Carolyn Smallwood, Executive Director of Way to Grow, stated that “Twenty percent of Minnesota workers are functionally illiterate. Less than one half of the children in this state are proficient in reading and math. Children born with low birthrate and fewer parental resources have poor health, are less likely to work and have lower earnings as adults. By age three, children of parents on welfare have a vocabulary foundation of about 500 words, working class parents 700 words, and college educated parents 1,100 words. Children who are chronically hungry are more likely to be in special education, repeat a grade, get into fights, and to have lower test scores. We are losing two to three generations of uneducated children.”
These are powerful statements and statistics that get to the heart of why many of leaders of major corporations such as Best Buy Co. Inc., Cargill, Blue Cross and Blue Shield of MN, Robins, Kaplan, Miller & Ciresi L.L.P., Ecolab, Inc., General Mills and others, have formed The Minnesota Early Learning Foundation (http://www.melf.us/) whose mission is “To recommend cost-effective strategies for preparing children to succeed in school… A child with a winning start becomes part of a solid community, contributes to our competitiveness and enriches our society.”
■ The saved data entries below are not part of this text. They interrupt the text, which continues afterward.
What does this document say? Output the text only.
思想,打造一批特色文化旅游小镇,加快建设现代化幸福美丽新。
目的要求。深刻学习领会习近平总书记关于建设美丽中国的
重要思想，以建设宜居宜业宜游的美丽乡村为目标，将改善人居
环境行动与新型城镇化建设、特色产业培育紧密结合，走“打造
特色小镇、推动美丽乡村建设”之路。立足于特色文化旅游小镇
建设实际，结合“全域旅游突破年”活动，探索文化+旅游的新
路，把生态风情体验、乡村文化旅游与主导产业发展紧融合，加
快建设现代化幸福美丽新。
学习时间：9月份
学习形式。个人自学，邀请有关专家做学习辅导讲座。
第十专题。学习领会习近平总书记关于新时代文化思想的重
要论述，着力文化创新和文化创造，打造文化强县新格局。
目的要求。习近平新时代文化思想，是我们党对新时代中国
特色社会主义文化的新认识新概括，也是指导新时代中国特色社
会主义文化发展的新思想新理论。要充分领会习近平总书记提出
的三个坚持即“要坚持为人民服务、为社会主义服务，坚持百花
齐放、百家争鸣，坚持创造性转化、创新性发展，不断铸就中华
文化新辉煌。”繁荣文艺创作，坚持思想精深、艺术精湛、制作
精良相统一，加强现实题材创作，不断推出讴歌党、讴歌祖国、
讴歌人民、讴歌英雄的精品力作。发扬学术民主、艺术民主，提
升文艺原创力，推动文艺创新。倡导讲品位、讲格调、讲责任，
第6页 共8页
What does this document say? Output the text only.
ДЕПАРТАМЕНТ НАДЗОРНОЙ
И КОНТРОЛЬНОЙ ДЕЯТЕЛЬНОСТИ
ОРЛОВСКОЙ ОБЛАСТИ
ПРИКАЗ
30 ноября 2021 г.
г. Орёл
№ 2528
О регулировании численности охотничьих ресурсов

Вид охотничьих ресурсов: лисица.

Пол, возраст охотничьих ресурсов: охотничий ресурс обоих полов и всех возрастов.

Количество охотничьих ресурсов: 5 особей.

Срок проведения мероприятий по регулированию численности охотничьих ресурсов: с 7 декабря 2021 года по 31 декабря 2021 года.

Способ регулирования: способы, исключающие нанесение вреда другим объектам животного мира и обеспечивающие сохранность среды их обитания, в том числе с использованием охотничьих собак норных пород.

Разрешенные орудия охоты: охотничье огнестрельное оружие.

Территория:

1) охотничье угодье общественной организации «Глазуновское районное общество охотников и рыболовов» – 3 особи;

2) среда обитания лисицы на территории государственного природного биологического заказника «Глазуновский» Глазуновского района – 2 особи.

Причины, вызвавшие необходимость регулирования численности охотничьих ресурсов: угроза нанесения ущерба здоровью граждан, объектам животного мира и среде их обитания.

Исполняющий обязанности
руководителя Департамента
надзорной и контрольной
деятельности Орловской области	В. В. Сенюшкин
Another effort that is gaining momentum in seeking public and private support to address early childhood education is the School Readiness Funders Coalition. The Coalition members include the Blandin Foundation, Twin Cities United Way, Grotto Foundation, McKnight Foundation, The Minneapolis Foundation, Sheltering Arms Foundation, Social Ventures Partners, and the Women’s Foundation of Minnesota. These funders believe that every child in Minnesota needs to be ready for kindergarten by 2020. The School Readiness Funders Coalition also believes that “Minnesota needs a comprehensive approach to early childhood care and education that establishes accountability for measurable and sustained progress.” For more information on this innovative approach, please visit http://www.readyforschoolmn.com/.
According to Lisabeth B. Schorr, in her book Common Purpose – Strengthening Families and Neighborhoods to Rebuild America, “Our nation’s failure to act on what we know about the early years is the product, at least in part, of our commitment to rugged individualism. The notion that every family should be able to care for its own, without outside help, has made the U.S. the only industrialized country in the world without universal pre-school, paid paternal leave, and income supports for families with young children… One in ten children is growing up in extreme poverty – conditions in which it is almost impossible to give young children the responsive care and nurturing…their healthy development requires.”
As we think about what our priorities are as a state, it is hard to imagine that Minnesotans value sports stadiums and mega malls more than the human capital development of our children. I would argue, by making these investments now, we can begin to reverse the cycle of intergenerational poverty and welfare dependency. We could invest upstream in early child development, rather than paying much more money down steam, by building prisons to support increased incarcerations rates, low productivity, unsafe communities and increasing demands for public services. The current arrangement is unsustainable.
I had dinner the other night with a former state legislator and we talked about the wealth of evidence to support public investment in early childhood development.  I asked this person, why haven’t we invested to bring early childhood education efforts to scale? He said, “It’s simple, at the Legislature it is about entrenched interest and power and children don’t have either.”